Initialement publié sur le média L’Echo du mardi par Linda Mansouri en février 2022.

2 place des Carmes à Avignon, ‘La machine à écrire‘ égaye les papilles comme il nourrit les cœurs. Un moment avec Jean Navarre, féru de Bukowski et éternel apprenti de la vie.

Placer l’humain au cœur du système de valeurs, n’est-ce pas le plus grand pari de notre ère ? Dans ce bar à cocktails où les machines à écrire ornent les murs, Jean Navarre s’y emploie avec humilité. Armé de son ‘shaker’ et ses saveurs, l’entrepreneur reconstruit les liens, rapproche les âmes. En période post-apocalyptique sanitaire, les bars se réapproprient leur rôle impérieux. Ils déjouent l’emprise oppressante de nos écrans. Les fragrances, les éclats de rire, la peau que l’on touche, le regard complice. Une expérimentation plus intense que mille notifications Facebook.

Le conte de Jean Navarre nous rappelle à notre passé de lecteur assidu de J.K. Rowling. Le voilà dans un coin à écrire, à donner vie à des personnages, à faire danser les mots dans un ballet harmonieux. Jean est un poète. Pendant quelques années, son univers se résume au bar ‘Le kitch’ dans le 11e arrondissement de Paris. Proche de la fenêtre, niché dans sa bulle, il écoute, ressent, gratte des mots sur un petit carnet logé dans son blouson. La richesse des interactions humaines au cœur d’un ‘pub’ inspire son lyrisme. Plus qu’un simple ‘coup au bar’, ‘La machine à écrire‘ est une expérience sociale transcendante.

Jean Navarre propose un panel de cocktail frais place des Carmes à Avignon. Crédit photo: La Machine à écrire

Natif d’Avignon, Jean Navarre tombe dans la marmite culturelle dès l’école : cursus histoire de l’art et communication. Ses deux passions : l’écriture et le contact avec les gens. En 2001, il fait ses valises pour la capitale. Après trois ans en tant que salarié, Jean endosse le rôle de patron du Kitch. « Ce qui m’a plu ? Les histoires, les rencontres. Des couples se sont même demandés en mariage sous mes yeux. Ce sont des choses qui m’inspirent », nous confie-t-il. Ses écrits feront d’ailleurs l’objet d’un projet d’édition.
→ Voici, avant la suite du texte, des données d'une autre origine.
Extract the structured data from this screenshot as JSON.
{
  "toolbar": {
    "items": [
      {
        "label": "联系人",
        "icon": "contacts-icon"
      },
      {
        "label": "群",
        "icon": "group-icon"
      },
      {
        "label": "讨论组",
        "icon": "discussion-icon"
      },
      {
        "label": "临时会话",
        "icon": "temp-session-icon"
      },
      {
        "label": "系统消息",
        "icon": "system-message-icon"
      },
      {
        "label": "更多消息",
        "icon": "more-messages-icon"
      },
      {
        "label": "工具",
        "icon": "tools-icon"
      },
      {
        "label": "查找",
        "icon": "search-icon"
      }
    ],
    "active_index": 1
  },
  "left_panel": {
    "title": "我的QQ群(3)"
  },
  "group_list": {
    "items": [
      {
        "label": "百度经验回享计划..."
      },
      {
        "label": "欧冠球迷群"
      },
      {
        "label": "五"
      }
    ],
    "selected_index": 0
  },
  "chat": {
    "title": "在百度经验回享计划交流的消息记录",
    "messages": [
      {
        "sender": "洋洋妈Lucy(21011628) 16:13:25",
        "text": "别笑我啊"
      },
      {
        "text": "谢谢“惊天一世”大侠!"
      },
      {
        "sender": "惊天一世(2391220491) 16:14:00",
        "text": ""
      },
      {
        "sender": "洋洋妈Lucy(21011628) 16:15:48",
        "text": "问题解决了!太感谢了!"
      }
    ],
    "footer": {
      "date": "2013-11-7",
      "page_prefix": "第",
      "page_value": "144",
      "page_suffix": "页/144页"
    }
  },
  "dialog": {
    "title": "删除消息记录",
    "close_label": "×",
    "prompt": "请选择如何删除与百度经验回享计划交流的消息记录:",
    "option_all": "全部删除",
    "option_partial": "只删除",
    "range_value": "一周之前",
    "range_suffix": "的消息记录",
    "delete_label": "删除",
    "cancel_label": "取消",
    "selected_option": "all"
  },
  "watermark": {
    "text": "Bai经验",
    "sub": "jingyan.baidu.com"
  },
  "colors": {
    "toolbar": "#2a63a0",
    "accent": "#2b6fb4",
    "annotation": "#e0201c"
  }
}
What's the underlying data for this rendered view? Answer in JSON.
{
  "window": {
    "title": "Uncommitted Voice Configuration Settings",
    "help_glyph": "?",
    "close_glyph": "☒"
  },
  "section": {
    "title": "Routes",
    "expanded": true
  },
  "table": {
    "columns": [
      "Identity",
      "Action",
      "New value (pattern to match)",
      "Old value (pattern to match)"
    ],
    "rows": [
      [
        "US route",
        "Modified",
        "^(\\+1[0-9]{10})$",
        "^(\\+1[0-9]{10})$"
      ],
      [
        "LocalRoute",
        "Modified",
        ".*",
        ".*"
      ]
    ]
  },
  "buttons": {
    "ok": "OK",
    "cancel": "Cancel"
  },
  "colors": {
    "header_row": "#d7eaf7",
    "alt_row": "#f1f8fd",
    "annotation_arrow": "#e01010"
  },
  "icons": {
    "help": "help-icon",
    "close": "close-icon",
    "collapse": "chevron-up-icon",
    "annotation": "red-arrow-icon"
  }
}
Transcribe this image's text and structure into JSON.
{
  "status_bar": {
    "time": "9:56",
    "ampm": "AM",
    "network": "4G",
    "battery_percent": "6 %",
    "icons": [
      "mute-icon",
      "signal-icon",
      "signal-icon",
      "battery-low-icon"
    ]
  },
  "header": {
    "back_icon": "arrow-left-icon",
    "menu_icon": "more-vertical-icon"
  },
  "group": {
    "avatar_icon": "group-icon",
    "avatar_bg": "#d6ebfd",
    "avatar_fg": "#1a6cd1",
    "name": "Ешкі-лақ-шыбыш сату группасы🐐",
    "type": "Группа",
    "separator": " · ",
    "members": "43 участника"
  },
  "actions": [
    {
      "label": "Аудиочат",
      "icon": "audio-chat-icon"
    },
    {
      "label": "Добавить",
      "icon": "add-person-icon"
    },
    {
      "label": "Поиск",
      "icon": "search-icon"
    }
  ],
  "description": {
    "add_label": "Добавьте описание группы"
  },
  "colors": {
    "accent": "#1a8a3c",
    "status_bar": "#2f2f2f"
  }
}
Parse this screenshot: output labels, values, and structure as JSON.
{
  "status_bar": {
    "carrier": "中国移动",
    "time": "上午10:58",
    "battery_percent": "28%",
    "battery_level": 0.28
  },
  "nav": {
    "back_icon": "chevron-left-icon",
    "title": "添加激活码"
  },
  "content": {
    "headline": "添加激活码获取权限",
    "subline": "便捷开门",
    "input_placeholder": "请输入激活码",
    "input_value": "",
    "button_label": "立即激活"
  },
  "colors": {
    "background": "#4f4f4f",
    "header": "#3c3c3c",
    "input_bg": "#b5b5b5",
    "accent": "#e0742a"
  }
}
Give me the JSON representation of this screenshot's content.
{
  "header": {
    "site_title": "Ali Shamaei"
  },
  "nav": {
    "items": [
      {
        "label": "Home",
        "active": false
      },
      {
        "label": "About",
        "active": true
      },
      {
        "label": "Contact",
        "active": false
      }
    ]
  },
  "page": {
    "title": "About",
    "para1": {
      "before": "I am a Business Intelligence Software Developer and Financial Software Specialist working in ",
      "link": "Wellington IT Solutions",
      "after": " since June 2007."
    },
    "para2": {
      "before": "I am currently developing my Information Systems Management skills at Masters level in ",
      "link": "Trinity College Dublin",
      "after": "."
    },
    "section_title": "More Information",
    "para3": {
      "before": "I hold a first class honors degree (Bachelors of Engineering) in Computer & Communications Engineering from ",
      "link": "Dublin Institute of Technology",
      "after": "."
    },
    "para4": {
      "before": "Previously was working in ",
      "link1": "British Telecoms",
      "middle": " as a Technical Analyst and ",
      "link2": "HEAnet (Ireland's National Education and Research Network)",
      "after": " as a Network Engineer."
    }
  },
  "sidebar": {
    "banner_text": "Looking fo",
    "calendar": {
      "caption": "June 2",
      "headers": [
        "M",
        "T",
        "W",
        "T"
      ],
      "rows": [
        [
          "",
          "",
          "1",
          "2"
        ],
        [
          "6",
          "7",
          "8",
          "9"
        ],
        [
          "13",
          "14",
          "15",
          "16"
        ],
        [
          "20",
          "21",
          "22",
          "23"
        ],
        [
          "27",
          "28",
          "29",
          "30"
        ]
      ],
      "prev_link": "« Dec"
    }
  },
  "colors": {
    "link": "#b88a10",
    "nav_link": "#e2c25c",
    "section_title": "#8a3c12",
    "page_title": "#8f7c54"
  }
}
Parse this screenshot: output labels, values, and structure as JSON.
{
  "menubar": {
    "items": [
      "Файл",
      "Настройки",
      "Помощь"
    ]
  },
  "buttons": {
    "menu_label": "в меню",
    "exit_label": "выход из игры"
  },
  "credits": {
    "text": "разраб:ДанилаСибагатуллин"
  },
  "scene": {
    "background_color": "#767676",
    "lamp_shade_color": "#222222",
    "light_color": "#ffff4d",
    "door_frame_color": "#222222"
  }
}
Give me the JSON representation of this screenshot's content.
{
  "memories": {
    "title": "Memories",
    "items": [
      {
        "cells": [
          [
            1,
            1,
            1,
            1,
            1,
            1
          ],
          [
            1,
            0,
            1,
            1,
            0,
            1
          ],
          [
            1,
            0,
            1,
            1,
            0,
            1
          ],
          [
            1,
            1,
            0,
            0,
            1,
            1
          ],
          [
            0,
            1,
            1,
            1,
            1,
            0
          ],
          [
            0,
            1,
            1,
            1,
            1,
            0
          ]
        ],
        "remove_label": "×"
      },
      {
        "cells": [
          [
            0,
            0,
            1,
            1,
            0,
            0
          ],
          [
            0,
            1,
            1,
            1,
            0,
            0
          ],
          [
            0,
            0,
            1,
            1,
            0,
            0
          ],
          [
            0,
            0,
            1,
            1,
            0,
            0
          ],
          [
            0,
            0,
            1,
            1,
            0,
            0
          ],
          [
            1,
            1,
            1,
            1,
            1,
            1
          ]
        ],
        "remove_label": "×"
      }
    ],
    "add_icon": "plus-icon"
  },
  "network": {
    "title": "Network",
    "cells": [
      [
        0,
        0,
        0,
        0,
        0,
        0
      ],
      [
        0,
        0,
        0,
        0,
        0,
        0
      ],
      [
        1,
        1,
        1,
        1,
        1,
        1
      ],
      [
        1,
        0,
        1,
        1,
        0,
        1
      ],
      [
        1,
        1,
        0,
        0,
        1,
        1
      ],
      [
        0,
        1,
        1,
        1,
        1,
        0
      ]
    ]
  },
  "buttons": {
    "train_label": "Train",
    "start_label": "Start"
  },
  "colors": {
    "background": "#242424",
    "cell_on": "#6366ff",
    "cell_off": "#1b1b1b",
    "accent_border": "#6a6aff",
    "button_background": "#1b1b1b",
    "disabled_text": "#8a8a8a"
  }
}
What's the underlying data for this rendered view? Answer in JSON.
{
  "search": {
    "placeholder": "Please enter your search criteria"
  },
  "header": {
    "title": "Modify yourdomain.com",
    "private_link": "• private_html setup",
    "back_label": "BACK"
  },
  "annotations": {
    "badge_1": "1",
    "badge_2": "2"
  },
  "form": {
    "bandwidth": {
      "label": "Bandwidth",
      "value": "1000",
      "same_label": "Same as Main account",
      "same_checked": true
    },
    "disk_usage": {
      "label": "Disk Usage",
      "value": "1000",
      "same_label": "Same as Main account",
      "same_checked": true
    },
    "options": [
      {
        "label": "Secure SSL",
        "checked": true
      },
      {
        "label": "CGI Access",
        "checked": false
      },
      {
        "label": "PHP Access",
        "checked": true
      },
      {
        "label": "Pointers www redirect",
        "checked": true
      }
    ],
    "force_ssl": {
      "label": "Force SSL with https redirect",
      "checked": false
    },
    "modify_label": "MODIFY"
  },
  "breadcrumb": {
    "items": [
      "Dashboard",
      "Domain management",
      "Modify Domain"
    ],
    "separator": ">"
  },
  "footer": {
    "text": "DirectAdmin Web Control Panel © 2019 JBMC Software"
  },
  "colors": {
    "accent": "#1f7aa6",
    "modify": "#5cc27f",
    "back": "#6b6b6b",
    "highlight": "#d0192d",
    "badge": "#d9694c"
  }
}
Jean a un pouvoir : celui de mélanger les genres, les classes sociales, les âges, les croyances. Pendant cinq ans, le voilà navigant entre Paris et Avignon, des allers-retours au rythme de deux fois par semaine. Il restera douze ans dans ce bar et mettra un point d’honneur à connaitre le prénom de chacun de ses nouveaux convives. Et puis, la fatigue et l’instabilité le gagnent.

L’innommable entérinera son choix de déserter Paris. Son bar était niché à 50m du Bataclan. Les cris de désespoir, les touristes qui se réfugient chez lui, la responsabilité immense d’assurer la sécurité de ses clients… La musique prend fin, les lumières s’éteignent. « On entendait tout, notamment les tirs. Ça crée des liens forts, ça m’a fait réfléchir », explique-t-il. Il rejoint sa femme et ses enfants à la cité papale en 2017.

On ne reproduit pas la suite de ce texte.